What I was actually thinking was that a crust was never a nuisance. In dry country a crust was very often the only thing holding the whole arrangement together. It held the surface down. It stopped the fines lifting off into the wind and going. It capped whatever was underneath it and kept it where it lay. Once enough of it was gone there was no garden waiting at the end of that — there was a dust bowl, and it arrived inside a season, and I had stood on ground up in the Midlands where somebody's grandfather had done precisely that with the very best will in the world and left three generations to pay it back.
And underneath that again, further down, where I was not going in front of an audience: I did not know what was in it. Not one thing about it. No analysis, no assay, no plate, nothing at all. I had put my face in it, and my wife had her hands in it, and the pair of us had been swallowing water out of a river that not one person here could account for, and there was a boy in a tent behind me that nobody at all would talk about.

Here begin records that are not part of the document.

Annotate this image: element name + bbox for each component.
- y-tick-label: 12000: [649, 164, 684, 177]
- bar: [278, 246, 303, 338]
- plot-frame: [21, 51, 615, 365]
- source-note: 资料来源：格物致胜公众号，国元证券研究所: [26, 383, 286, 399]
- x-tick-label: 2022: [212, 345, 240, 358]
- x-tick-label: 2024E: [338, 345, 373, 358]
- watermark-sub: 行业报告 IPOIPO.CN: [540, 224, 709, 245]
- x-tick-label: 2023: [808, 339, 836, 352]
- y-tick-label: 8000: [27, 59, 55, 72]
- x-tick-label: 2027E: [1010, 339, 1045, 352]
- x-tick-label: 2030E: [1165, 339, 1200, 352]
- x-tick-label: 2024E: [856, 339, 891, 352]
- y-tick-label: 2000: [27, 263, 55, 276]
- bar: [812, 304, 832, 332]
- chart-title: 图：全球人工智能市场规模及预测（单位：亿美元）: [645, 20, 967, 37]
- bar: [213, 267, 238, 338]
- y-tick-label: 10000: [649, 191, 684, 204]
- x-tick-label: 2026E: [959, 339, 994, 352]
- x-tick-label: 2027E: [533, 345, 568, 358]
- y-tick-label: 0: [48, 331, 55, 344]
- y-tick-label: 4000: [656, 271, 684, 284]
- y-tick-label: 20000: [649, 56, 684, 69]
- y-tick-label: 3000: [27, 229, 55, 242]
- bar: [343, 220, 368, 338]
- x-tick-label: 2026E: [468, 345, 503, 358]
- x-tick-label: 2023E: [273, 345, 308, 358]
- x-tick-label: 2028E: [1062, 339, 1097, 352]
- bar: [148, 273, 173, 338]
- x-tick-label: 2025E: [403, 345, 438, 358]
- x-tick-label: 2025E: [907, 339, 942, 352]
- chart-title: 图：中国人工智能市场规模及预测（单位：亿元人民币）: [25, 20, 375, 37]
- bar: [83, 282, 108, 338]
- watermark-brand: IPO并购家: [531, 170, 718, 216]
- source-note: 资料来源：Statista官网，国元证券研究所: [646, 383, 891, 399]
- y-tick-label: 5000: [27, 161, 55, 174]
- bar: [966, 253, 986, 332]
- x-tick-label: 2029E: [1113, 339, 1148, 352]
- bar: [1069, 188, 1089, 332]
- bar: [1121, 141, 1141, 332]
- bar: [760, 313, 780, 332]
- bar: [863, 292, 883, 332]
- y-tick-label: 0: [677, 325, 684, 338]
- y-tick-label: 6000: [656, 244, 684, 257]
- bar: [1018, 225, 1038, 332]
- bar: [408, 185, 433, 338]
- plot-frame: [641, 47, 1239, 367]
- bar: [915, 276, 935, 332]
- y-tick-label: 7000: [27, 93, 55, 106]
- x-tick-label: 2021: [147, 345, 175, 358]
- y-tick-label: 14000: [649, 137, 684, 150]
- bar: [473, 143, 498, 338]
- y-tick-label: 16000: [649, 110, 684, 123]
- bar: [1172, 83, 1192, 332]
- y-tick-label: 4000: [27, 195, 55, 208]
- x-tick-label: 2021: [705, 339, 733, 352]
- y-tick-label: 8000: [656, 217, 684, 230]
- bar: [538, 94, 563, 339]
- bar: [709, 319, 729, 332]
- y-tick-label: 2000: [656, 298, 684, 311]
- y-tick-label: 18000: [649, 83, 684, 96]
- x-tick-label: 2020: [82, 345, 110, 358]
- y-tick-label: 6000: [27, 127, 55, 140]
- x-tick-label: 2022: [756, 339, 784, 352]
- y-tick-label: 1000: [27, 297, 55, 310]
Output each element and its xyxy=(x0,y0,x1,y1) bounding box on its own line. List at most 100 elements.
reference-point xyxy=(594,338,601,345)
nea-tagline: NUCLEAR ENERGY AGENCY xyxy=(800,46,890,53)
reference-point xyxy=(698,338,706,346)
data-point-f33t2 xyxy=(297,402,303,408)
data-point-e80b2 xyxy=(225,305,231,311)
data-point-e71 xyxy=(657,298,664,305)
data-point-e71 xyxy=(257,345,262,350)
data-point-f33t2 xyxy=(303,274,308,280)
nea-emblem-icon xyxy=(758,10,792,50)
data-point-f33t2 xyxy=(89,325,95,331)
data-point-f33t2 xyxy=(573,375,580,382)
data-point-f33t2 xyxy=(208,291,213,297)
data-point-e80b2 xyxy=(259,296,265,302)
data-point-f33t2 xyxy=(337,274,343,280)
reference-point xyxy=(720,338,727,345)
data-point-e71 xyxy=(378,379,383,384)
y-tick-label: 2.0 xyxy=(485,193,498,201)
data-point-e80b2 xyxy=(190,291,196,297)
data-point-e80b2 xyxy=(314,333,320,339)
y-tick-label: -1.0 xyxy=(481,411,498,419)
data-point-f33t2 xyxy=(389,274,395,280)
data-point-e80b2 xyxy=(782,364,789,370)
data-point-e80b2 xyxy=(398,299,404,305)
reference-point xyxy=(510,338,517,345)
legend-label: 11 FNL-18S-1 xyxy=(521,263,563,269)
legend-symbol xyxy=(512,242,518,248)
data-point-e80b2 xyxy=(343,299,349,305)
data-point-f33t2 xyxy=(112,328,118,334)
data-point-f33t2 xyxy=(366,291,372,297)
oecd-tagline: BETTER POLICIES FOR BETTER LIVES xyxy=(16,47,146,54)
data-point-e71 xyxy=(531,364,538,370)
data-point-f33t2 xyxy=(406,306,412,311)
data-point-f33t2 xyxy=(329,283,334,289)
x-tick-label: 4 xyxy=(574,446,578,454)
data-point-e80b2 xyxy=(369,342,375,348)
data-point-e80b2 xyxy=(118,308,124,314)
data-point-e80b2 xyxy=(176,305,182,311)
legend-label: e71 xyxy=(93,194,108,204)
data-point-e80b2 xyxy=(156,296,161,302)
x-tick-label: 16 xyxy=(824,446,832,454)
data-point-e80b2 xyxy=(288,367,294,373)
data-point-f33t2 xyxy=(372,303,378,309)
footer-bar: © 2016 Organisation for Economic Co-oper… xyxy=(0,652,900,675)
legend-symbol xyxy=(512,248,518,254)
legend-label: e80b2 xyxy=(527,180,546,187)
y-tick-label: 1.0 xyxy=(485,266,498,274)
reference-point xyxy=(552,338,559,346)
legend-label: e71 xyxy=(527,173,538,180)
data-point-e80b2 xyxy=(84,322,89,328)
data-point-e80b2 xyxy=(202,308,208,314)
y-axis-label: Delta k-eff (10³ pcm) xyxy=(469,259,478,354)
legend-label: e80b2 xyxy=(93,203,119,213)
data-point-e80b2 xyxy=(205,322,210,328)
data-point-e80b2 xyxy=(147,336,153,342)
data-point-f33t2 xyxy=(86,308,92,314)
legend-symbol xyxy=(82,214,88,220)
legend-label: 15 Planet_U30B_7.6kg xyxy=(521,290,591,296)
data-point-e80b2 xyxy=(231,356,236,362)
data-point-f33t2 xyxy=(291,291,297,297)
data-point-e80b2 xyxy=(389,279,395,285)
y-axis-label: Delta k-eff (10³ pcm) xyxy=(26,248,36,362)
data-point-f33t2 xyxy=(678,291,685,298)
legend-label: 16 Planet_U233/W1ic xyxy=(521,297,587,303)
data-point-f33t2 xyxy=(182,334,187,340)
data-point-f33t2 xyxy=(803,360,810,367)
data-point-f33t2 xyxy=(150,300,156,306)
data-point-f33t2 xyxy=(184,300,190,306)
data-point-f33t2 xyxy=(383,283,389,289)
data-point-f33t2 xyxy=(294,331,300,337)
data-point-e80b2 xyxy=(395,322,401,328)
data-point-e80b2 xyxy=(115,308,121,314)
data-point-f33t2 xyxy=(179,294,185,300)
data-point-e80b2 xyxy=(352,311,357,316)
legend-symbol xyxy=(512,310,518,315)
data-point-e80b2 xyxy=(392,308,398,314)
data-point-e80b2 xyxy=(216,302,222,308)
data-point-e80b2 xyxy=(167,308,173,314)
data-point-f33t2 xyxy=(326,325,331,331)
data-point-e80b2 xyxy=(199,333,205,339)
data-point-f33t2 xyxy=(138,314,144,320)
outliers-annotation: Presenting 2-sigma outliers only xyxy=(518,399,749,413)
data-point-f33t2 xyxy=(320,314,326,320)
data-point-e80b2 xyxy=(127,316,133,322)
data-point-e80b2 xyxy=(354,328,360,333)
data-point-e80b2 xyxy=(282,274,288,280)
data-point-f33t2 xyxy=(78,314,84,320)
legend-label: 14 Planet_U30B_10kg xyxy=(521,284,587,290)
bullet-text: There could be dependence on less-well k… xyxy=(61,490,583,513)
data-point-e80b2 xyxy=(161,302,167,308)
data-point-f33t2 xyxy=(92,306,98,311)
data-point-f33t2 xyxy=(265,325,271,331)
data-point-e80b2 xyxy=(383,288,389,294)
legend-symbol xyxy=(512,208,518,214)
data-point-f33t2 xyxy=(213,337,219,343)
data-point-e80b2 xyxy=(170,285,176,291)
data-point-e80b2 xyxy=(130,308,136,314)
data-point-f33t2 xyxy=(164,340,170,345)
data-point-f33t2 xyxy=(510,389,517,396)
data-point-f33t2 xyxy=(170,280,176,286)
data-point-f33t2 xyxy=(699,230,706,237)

"With miracle soil like this, it can only get better from here," Glenda said.
She said it kindly. She was not dismissing me and she was not being a fool. She had come out of a room in Hobart into all of this and had found one thing in it that behaved like hope, and she was going to hold on to that with both hands, and I would not have taken it off her for anything.
I looked across at Karen. She had heard me. She had heard the whole of it, the said part and the rest of it underneath, and there was something in the set of her mouth that was not agreement and was not disagreement, and I had known that expression for twenty-one years and had never once got it open.
"I'm ready to paint that masterpiece with you, Karen," Glenda said, and laughed.
Karen laughed with her. Jamie made a noise that was not quite one and did not go anywhere. And the three of them stood there over the top of me, going on with it, while I stayed down where I was.
There were four coriander plants in my two hands, roots and all, out of the ground and going nowhere. Not one person standing round that hole had given a thought to what was to be done with them. I could not decide whether that mattered, or whether I had simply gone looking about for something small enough to get hold of.
The shake had got properly into my forearms by then. I put my elbows in against my ribs and held them still, and I did not put the plants down.